Libia. al-Serraj a Mosca per bloccare le iniziative di Haftar. E Lavrov, ‘dovete arrangiarvi’

di Enrico Oliari

La Russia sta mantenendo in tema di crisi libica un atteggiamento di prudenza rendendosi disponibile al massimo per una mediazione, anche perché nel paese nordafricano permane la netta contrapposizione politica e militare fra il governo riconosciuto dall’Onu, guidato da Fayez al-Serraj, e la parte “di Tobruk”, frutto delle elezioni del 2014 e guidata da Abdullah al-Thinni, ma de facto dal potente generale Khalifa Haftar.
Quest’ultimo ha in più occasioni cercato l’appoggio del Cremlino anche per le forniture militari recandosi in novembre a Mosca e poi sulla portaerei Admiral Kuznetsov di rientro dalla Siria, ma sia il ministro degli Esteri Sergei Lavrov che quello della Difesa Sergei Shoigu hanno indicato la volontà della Russia di non essere implicata militarmente ed hanno quindi mantenuto una debita distanza.
Ed oggi a Mosca è arrivato il premier al-Serraj per ottenere il coinvolgimento perlomeno politico di Mosca nella soluzione della crisi ma anche per bloccare le iniziative di Haftar, una visita che ha trovato piena disponibilità da parte de ministro Lavrov in quanto, come ha riferito il portavoce del Cremlino Dmitri Peskov, “la Federazione è interessata alla costituzione di un governo stabile in Libia che possa lanciare il processo di ricostruzione”.
Lavrov ha così spinto per l’avvio di un “dialogo nazionale inclusivo” in Libia, senza interventi militari in quanto “Siamo convinti che solo il popolo libico possa essere in grado di superare la crisi attuale.
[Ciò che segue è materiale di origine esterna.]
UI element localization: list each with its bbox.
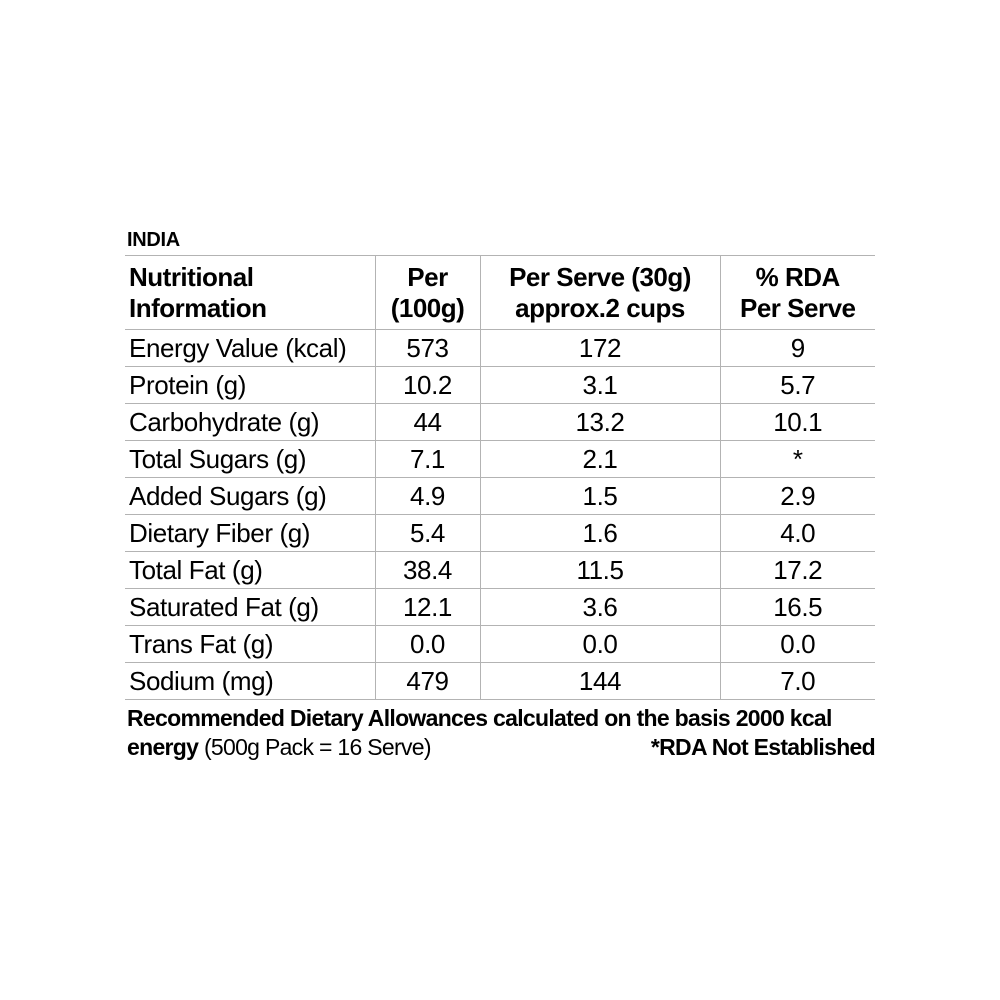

Serve quindi una riconciliazione nazionale attraverso il dialogo”.
Saltano così i piani di Khalifa Haftar, il quale intendeva servirsi del supporto russo (era arrivato persino a promettere una base militare in Cirenaica) e dei legami con le tribù del Fezzan e con i gruppi fedeli all’ancien régime per aggirare da sud la parte controllata dal governo di unità nazionale.
D’alto canto la figura di Haftar è ingombrante per tutti, certamente anche per i russi: il generale avrebbe voluto essere nominato ministro della Guerra nel governo di unità nazionale, ma i suoi detrattori lo accusano di essere stato al soldo di Washington in quanto, fatto prigioniero nel 1987 dall’esercito ciadiano in occasione della “Guerra delle Toyota”, è stato poi prelevato dalla Cia e portato negli Usa, dove vi è rimasto fino al 2011 per ricomparire in Libia a comandare la piazza di Bengasi nell’insurrezione che ha portato alla deposizione di Muammar Gheddafi.
Per Lavrov, che ha definito “Mosca un vecchio amico della Libia”, è invece necessario mantenere una prudente distanza dal caos libico, al massimo proponendosi per una mediazione anche per non avviare tensioni con le Nazioni Unite, che dopo Bernardino Leon e Martin Kobler hanno come inviato il palestinese Salam Fayyed, e con l’Italia, che nella risoluzione della crisi riveste un ruolo di primo piano.
E così sia Haftar che al-Serraj da Mosca hanno incassato un sereno augurio a farcela da soli, con Lavrov che si è limitato a garantire “l’impegno a che si creino le condizioni perché siano i libici stessi a risolvere i loro problemi”.

Nella prima foto il ministro degli Esteri russo Sergei Lavrov. Nella seconda foto il premier del governo libico di unità nazionale Fayez al-Serraj.